Some regions of the world are synonymous with a specific industry, and even a specific trade show that defines the city as the hub of that industry over time. If North American auto culture takes influence from the likes of the Detroit Auto show, European food and hospitality culture takes influence from both of Milan’s two trade shows, TUTTOFOOD and HostMilano.  TUTTOFOOD is the B2B event for the entire agri-food ecosystem, and HostMilano the world trade fair dedicated to catering and hospitality. Historically these sprawling trade shows have two dedicated time frames in which they take place throughout the year.

For the first time in 2021, after closures, cancellations, and isolations stemming from the past 18 months, these two trade shows have joined forces and are presenting themselves as united and condensed for the restart of the global agri-food and hospitality industry. In case you’re wondering, what defines “global,” HostMilano 2021 featured 1,344 brands from 43 countries and TUTTOFOOD 1,421 brands from 31 countries.

It would be easy to attend trade shows like this and become overwhelmed with the individual brands trying to strike business deals for a broader presence. But there’s more to be observed at these trade shows than just the vendors, products, and ambassadors. This is the heart of agri-food culture; this is the heart of the spirit of hospitality. And the united energy and enthusiasm for this industry is undeniable and beautiful.

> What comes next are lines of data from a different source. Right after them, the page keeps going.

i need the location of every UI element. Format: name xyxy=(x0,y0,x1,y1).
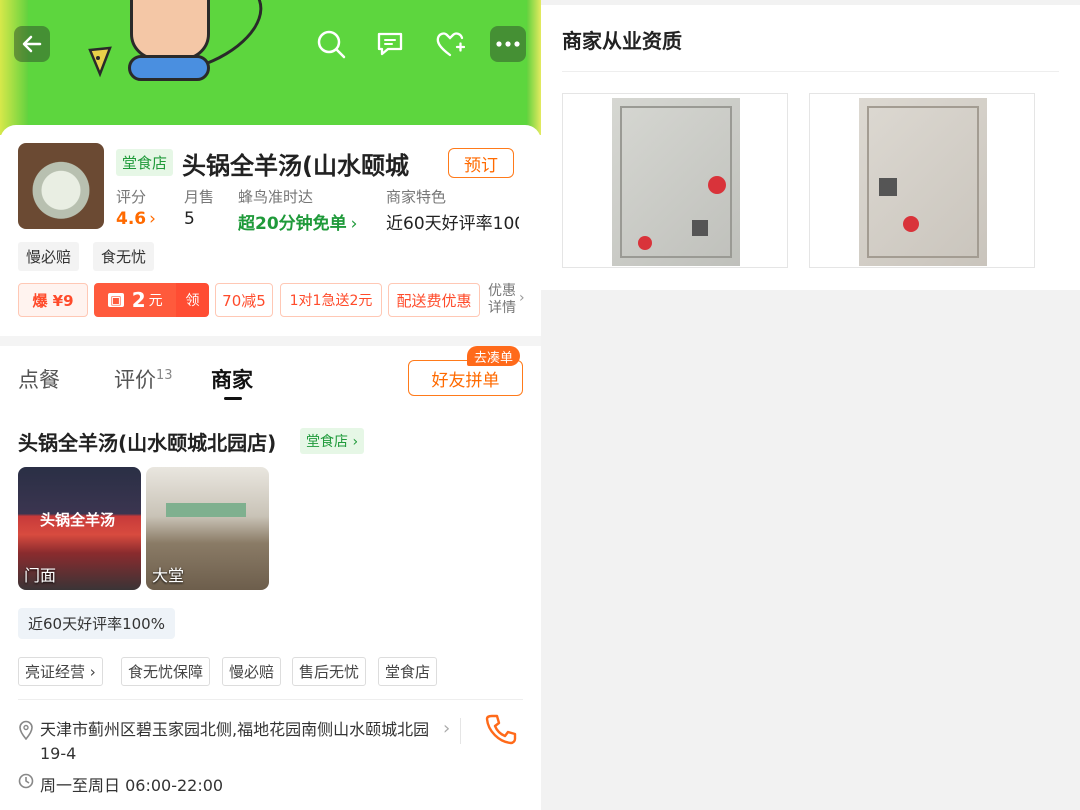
tag-slow-compensation: 慢必赔 xyxy=(222,657,282,686)
empty-background xyxy=(541,290,1080,810)
red-seal xyxy=(903,216,919,232)
tab-merchant[interactable]: 商家 xyxy=(211,364,253,394)
claim-button[interactable]: 领 xyxy=(176,283,209,317)
red-packet-icon: ▣ xyxy=(108,293,124,307)
qualifications-panel: 商家从业资质 xyxy=(541,5,1080,290)
offer-details-link[interactable]: 优惠 详情 xyxy=(488,283,516,317)
feature-value: 近60天好评率100% xyxy=(386,214,519,234)
business-license-card[interactable] xyxy=(562,93,788,268)
ontime-value[interactable]: 超20分钟免单 › xyxy=(238,209,357,234)
reserve-button[interactable]: 预订 xyxy=(448,148,514,178)
tag-dine-in: 堂食店 xyxy=(378,657,438,686)
arrow-left-icon xyxy=(22,35,42,53)
store-name: 头锅全羊汤(山水颐城 xyxy=(182,152,409,180)
store-address[interactable]: 天津市蓟州区碧玉家园北侧,福地花园南侧山水颐城北园19-4 xyxy=(40,718,440,766)
more-icon xyxy=(496,41,520,47)
discount-express[interactable]: 1对1急送2元 xyxy=(280,283,382,317)
merchant-type-tag[interactable]: 堂食店 › xyxy=(300,428,365,454)
section-divider xyxy=(0,336,541,346)
merchant-full-name: 头锅全羊汤(山水颐城北园店) xyxy=(18,431,277,455)
ontime-label: 蜂鸟准时达 xyxy=(238,188,314,206)
clock-icon xyxy=(18,773,34,789)
rating-rate-chip: 近60天好评率100% xyxy=(18,608,175,639)
qr-code xyxy=(692,220,708,236)
store-page: 堂食店 头锅全羊汤(山水颐城 预订 评分 4.6 › 月售 5 蜂鸟准时达 超20… xyxy=(0,0,541,810)
tag-licensed[interactable]: 亮证经营 › xyxy=(18,657,103,686)
food-permit-image xyxy=(859,98,987,266)
tab-order[interactable]: 点餐 xyxy=(18,364,60,394)
store-type-tag: 堂食店 xyxy=(116,149,174,176)
monthly-sales-value: 5 xyxy=(184,209,195,229)
active-tab-indicator xyxy=(224,397,242,400)
rating-value[interactable]: 4.6 › xyxy=(116,209,156,229)
group-order-badge: 去凑单 xyxy=(467,346,521,366)
back-button[interactable] xyxy=(14,26,50,62)
monthly-sales-label: 月售 xyxy=(184,188,215,206)
divider xyxy=(18,699,523,700)
business-license-image xyxy=(612,98,740,266)
business-hours: 周一至周日 06:00-22:00 xyxy=(40,776,224,795)
qr-code xyxy=(879,178,897,196)
search-icon xyxy=(317,30,346,59)
location-pin-icon xyxy=(19,720,33,740)
red-seal xyxy=(638,236,652,250)
store-thumbnail[interactable] xyxy=(18,143,104,229)
more-button[interactable] xyxy=(490,26,526,62)
favorite-button[interactable] xyxy=(432,26,468,62)
tab-reviews[interactable]: 评价13 xyxy=(114,364,173,394)
chevron-right-icon: › xyxy=(519,290,525,306)
spoon-illustration xyxy=(88,46,112,78)
red-packet-coupon[interactable]: ▣ 2 元 xyxy=(94,283,177,317)
tag-after-sales: 售后无忧 xyxy=(292,657,367,686)
chip-slow-compensation: 慢必赔 xyxy=(18,242,80,271)
rating-label: 评分 xyxy=(116,188,147,206)
favorite-heart-icon xyxy=(436,32,465,57)
chip-food-safety: 食无忧 xyxy=(93,242,155,271)
red-seal xyxy=(708,176,726,194)
storefront-photo[interactable]: 头锅全羊汤 门面 xyxy=(18,467,141,590)
qualifications-title: 商家从业资质 xyxy=(562,29,682,53)
store-banner xyxy=(0,0,541,135)
discount-70-5[interactable]: 70减5 xyxy=(215,283,273,317)
chevron-right-icon: › xyxy=(443,718,451,739)
tag-food-safety-guarantee: 食无忧保障 xyxy=(121,657,211,686)
food-permit-card[interactable] xyxy=(809,93,1035,268)
banner-hand-illustration xyxy=(130,0,210,60)
message-button[interactable] xyxy=(372,26,408,62)
dining-hall-photo[interactable]: 大堂 xyxy=(146,467,269,590)
feature-label: 商家特色 xyxy=(386,188,447,206)
message-icon xyxy=(377,32,403,56)
search-button[interactable] xyxy=(313,26,349,62)
divider xyxy=(562,71,1059,72)
discount-delivery-fee[interactable]: 配送费优惠 xyxy=(388,283,480,317)
storefront-sign: 头锅全羊汤 xyxy=(40,511,116,529)
phone-icon[interactable] xyxy=(484,712,518,746)
burst-coupon[interactable]: 爆 ¥9 xyxy=(18,283,88,317)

There are emergent themes that I believe came from 18 months of devastation, and the essence of human ingenuity to see the food and hospitality industry demonstrate its resilience by projecting itself into the future.


From the moment the show began featuring a panel of international delegates reflecting leadership of these industries, it became immediately apparent that values and purpose were the driving forces behind both shows and behind their joining forces.

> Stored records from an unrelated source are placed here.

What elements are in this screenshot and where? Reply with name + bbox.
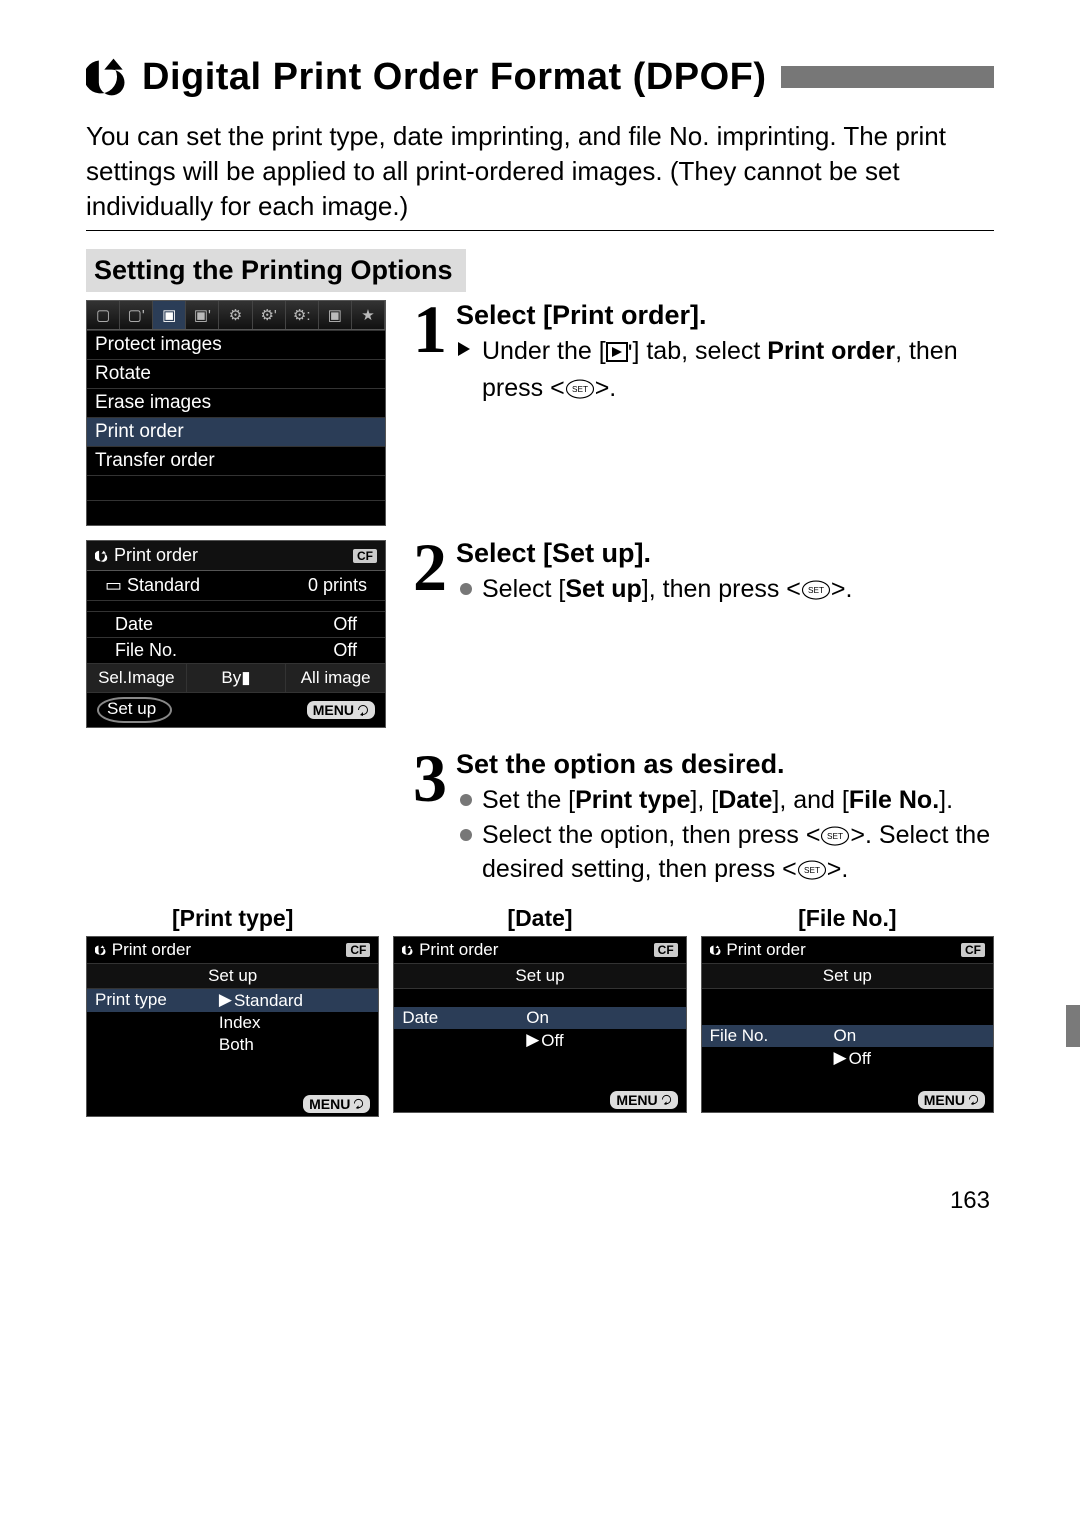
set-button-icon: SET [801, 579, 831, 601]
menu-chip: MENU [307, 701, 375, 719]
print-type-value: Standard [127, 575, 200, 595]
page-title-row: Digital Print Order Format (DPOF) [86, 55, 994, 99]
row-value: Off [333, 640, 357, 661]
set-button-icon: SET [565, 378, 595, 400]
step-2: 2 Select [Set up]. Select [Set up], then… [404, 538, 994, 609]
step-title: Select [Print order]. [456, 300, 994, 331]
menu-item: Protect images [87, 330, 385, 359]
set-button-icon: SET [797, 859, 827, 881]
option-label: [Print type] [172, 905, 293, 932]
section-divider [86, 230, 994, 231]
step-number: 2 [404, 538, 456, 609]
triangle-bullet-icon [456, 340, 472, 358]
svg-text:SET: SET [804, 866, 820, 875]
step-title: Set the option as desired. [456, 749, 994, 780]
camera-print-order-screenshot: Print order CF ▭ Standard 0 prints Date … [86, 540, 386, 728]
set-button-icon: SET [820, 825, 850, 847]
bullet-dot-icon [460, 829, 472, 841]
sel-image-button: Sel.Image [87, 664, 187, 692]
intro-paragraph: You can set the print type, date imprint… [86, 119, 994, 224]
cf-badge: CF [353, 549, 377, 563]
step-number: 3 [404, 749, 456, 889]
date-screenshot: Print orderCF Set up DateOn ▶Off MENU [393, 936, 686, 1113]
svg-text:SET: SET [572, 385, 588, 394]
menu-item: Erase images [87, 388, 385, 417]
svg-text:SET: SET [827, 832, 843, 841]
all-image-button: All image [286, 664, 385, 692]
step-line: Select [Set up], then press <SET>. [456, 573, 994, 607]
option-screens-row: [Print type] Print orderCF Set up Print … [86, 905, 994, 1117]
option-label: [Date] [507, 905, 572, 932]
camera-menu-screenshot: ▢▢'▣▣'⚙⚙'⚙:▣★ Protect images Rotate Eras… [86, 300, 386, 526]
step-line: Set the [Print type], [Date], and [File … [456, 784, 994, 818]
menu-item: Transfer order [87, 446, 385, 475]
step-number: 1 [404, 300, 456, 408]
title-decoration-bar [781, 66, 994, 88]
step-title: Select [Set up]. [456, 538, 994, 569]
row-label: File No. [115, 640, 177, 661]
step-1: 1 Select [Print order]. Under the ['] ta… [404, 300, 994, 408]
camera-tab-strip: ▢▢'▣▣'⚙⚙'⚙:▣★ [87, 301, 385, 330]
menu-item: Rotate [87, 359, 385, 388]
side-thumb-tab [1066, 1005, 1080, 1047]
by-folder-button: By▮ [187, 664, 287, 692]
row-value: Off [333, 614, 357, 635]
bullet-dot-icon [460, 583, 472, 595]
section-heading: Setting the Printing Options [86, 249, 466, 292]
fileno-screenshot: Print orderCF Set up File No.On ▶Off MEN… [701, 936, 994, 1113]
page-number: 163 [86, 1187, 994, 1215]
menu-item-selected: Print order [87, 417, 385, 446]
page-title: Digital Print Order Format (DPOF) [142, 56, 767, 99]
prints-count: 0 prints [308, 575, 367, 596]
print-arrow-icon [86, 55, 130, 99]
step-3: 3 Set the option as desired. Set the [Pr… [404, 749, 994, 889]
bullet-dot-icon [460, 794, 472, 806]
step-line: Under the ['] tab, select Print order, t… [456, 335, 994, 406]
print-type-screenshot: Print orderCF Set up Print type▶Standard… [86, 936, 379, 1117]
step-line: Select the option, then press <SET>. Sel… [456, 819, 994, 887]
row-label: Date [115, 614, 153, 635]
print-order-title: Print order [114, 545, 198, 565]
svg-text:SET: SET [808, 586, 824, 595]
option-label: [File No.] [798, 905, 896, 932]
setup-button-circled: Set up [97, 697, 172, 723]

I was here in 2017, and while sustainability was present, it was a sub brand of the major areas. This year, sustainability was the theme. It has risen so high on the agenda that it defines the theme.


Of the delegates present for both, industry leaders, community activists all spoke of collaboration; that we truly are united when working together and leveraging.  Considering the number of brands, leading with collaboration is remarkable.


Made in Italy vs. Italian-sounding, pride in place, taste of place, vs. Italian-sounding products which are a result of commercialization.  In the sea of sameness, authenticity remerges.


After observing merging trends from both shows, it was clear to me that these trends were a direct result of a change in the business practices of the agri-food and hospitality industry. Unlike previous years where trends were opportunities to harness more business from a short-term fad based on a niche market influencer, this year it was clear that the theme of what difference is being made by these trends was driving manufacturers and buyers who will both go on to make an indelible mark in a post-pandemic industry that will never be the same.

Sustainability Through Technology

Operators have long been presented technology solutions such as POS systems and other computer software promising results from cost savings to efficient operations. One of the most promising trends was seeing technology applied to sustainability.

These included:

  • Smart foodservice equipment blending technology within the cooking equipment
  • Digitizing the supply chain
  • Energy saving equipment designed to advance environmental sustainability

Plants, Plants, Plants

Whether driven by mindful consumers or strategic operators, people are getting more behind plant-based products because their production is less damaging on the environment. Now that plant-based menus have demonstrated consistent taste and texture, foodservice professionals at both shows were lined up to experience the next wave in plant-based options. These included:

  • Plant-based meat
  • Plant proteins
  • Plant fibre packaging

The Take-away Takeaway

Pre-pandemic the world of home meal replacements was substantial but not table stakes for the modern hospitality operation. We’ve seen the proliferation of gourmet level take-away menu options from restaurants, grocery stores and meal delivery companies.  Takeaway occupied a significant space at both shows.

Highlights included:

  • Processing
  • Packaging
  • Production

In Retrospect

What can Canada learn from TUTTOFOOD and HostMilano 2021? The pressures of the pandemic forced operators to adapt to changing consumer demands the same way the pressures of a big game motivate an athlete to rise to the occasion. It would seem the force of industry managed to innovate and make the most out of the changing eating and drinking habits. This doesn’t mean out with the old and in with the new. It means the old world is learning new tricks.  And collaborating.  And the new world can benefit. If I was making a bold prediction for the coming year, I would say we will see more operators blending values with innovation and consumers responding with appreciation and loyalty.